I pry my attention away from the front of the sanctuary and look down at the tiny figure beside me. Her round cherubic face, peppered with freckles, stares up at me. Ansley Mansi has the same warm brown eyes as her sister, and the same ability to wrap me around her little finger. For only living eight short years, she’s very in tune to other’s emotions. She seems to be drawn to those who are caught in their internal battles. Her quizzical nature and blunt insight offer a brief reprieve from my heartache. It’s a moment to catch my breath before diving in again. It wouldn’t surprise me to learn that the Statera has gifted her with the power of a Cognus.
“Aren’t you supposed to be in lessons right now?” I ask.
Ansley’s red curls bounce when she props her small hand on her hip and challenges me with a lifted eyebrow. I can’t help but to smile. She is the epitome of Raelle—quick-witted and determined almost to a fault. The girl has even taken to dressing like her oldest sister, with leather trousers, an unlaced tunic, and a small sword secured to her hip. Of all the people who bid for my attention, I enjoy my time with her the most.

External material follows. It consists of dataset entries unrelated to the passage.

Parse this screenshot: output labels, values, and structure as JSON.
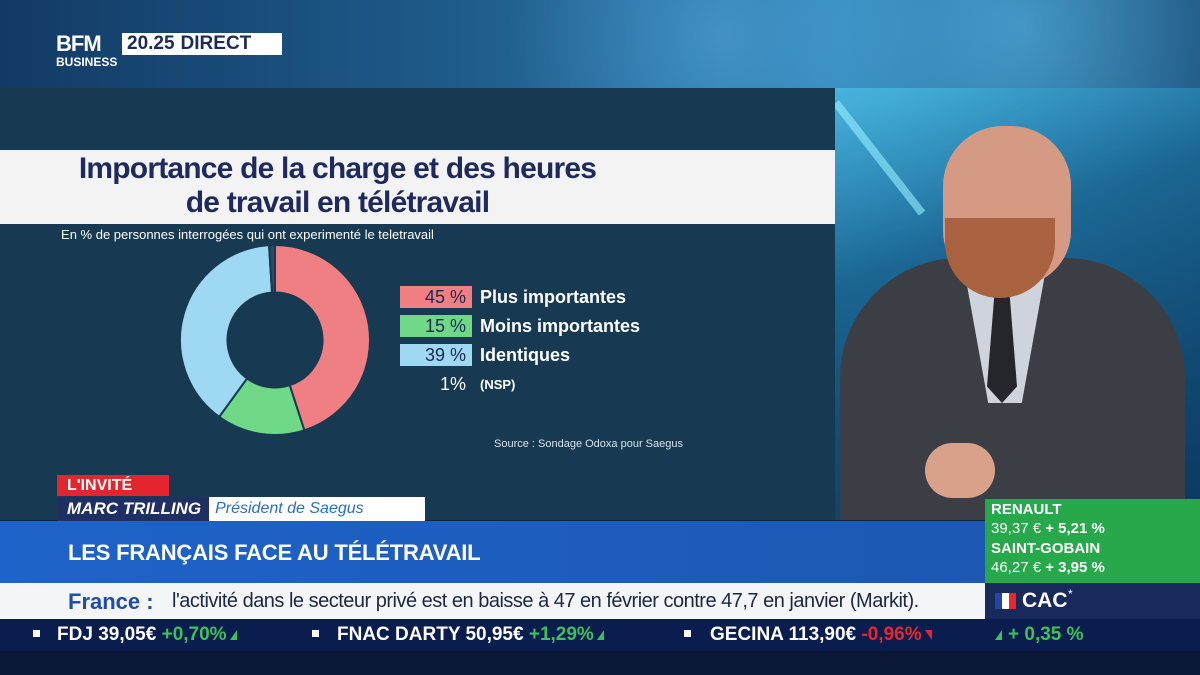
{
  "channel": {
    "logo_line1": "BFM",
    "logo_line2": "BUSINESS",
    "time": "20.25",
    "live_label": "DIRECT"
  },
  "infographic": {
    "title_line1": "Importance de la charge et des heures",
    "title_line2": "de travail en télétravail",
    "subtitle": "En % de personnes interrogées qui ont experimenté le teletravail",
    "source": "Source : Sondage Odoxa pour Saegus"
  },
  "chart_data": {
    "type": "pie",
    "title": "Importance de la charge et des heures de travail en télétravail",
    "categories": [
      "Plus importantes",
      "Moins importantes",
      "Identiques",
      "(NSP)"
    ],
    "values": [
      45,
      15,
      39,
      1
    ],
    "labels": [
      "45 %",
      "15 %",
      "39 %",
      "1%"
    ],
    "colors": [
      "#f07f84",
      "#6fd987",
      "#9fd8f2",
      "#2a4a60"
    ],
    "hole": 0.5,
    "legend": "right"
  },
  "lower_third": {
    "tag": "L'INVITÉ",
    "guest_name": "MARC TRILLING",
    "guest_role": "Président de Saegus",
    "headline": "LES FRANÇAIS FACE AU TÉLÉTRAVAIL"
  },
  "stocks_panel": [
    {
      "name": "RENAULT",
      "price": "39,37 €",
      "change": "+ 5,21 %"
    },
    {
      "name": "SAINT-GOBAIN",
      "price": "46,27 €",
      "change": "+ 3,95 %"
    }
  ],
  "news": {
    "label": "France :",
    "text": "l'activité dans le secteur privé est en baisse à 47 en février contre 47,7 en janvier (Markit)."
  },
  "index": {
    "name": "CAC",
    "star": "*",
    "change": "+ 0,35 %",
    "flag_colors": [
      "#2445a8",
      "#ffffff",
      "#e5282c"
    ]
  },
  "ticker": [
    {
      "name": "FDJ",
      "price": "39,05€",
      "change": "+0,70%",
      "direction": "up"
    },
    {
      "name": "FNAC DARTY",
      "price": "50,95€",
      "change": "+1,29%",
      "direction": "up"
    },
    {
      "name": "GECINA",
      "price": "113,90€",
      "change": "-0,96%",
      "direction": "down"
    }
  ]
}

“It’s time for lunch and you didn’t come to breakfast again. Mama always says that breakfast is necessary if you’re going to have a productive day. Although, I’m not sure how productive you really have to be when these people are doing all the hard work.” She sweeps her hand in front of her, ensuring I understand how useless I’m being.
If she were anyone else, I would have dismissed her without a second thought, but I can’t ignore Ansley’s innocent truth. She unapologetically says what she means, whether it strikes a blow to my ego or not.
She tugs on the sleeve of my leather jacket. “You didn’t answer my question. Does the statue coming down make you sad?”
I shake my head and turn back to watch as the nose of my mother’s likeness touches the glossy black floor. “No, I’m not sad that it’s coming down.”
“Do you miss your mother?”
“I didn’t really know her, just the queen of Stigian, and I didn’t care much for her.”
Ansley sighs and crosses her arms over her chest. “That’s sad. All kids should have a mother they like.”
She’s right, but most children don’t have a mother who forced them to kill their father. Most mothers don’t traumatize their children and trade the woman they love to a tyrant. They care for those in their keep despite the crown. My mother didn’t give me one solid reason to respect her, let alone like her.
“I don’t like your mother either,” Ansley quietly says. “Raelle will be a better queen than her.”
“She will be.”
Ansley falls silent, watching as the people on the demolition crew remove the ropes from the toppled stone. She worries on her bottom lip as her eyes dart back and forth. I give her as much time as she needs to gather her thoughts.
“People say that Raelle isn’t a queen anymore because she lost favor with the Statera. I don’t understand how the Statera can’t like her anymore. Mama says she had an impossible choice to make, and she followed her heart. How can people think the Statera hates her because she saved your life? You’re her parah.”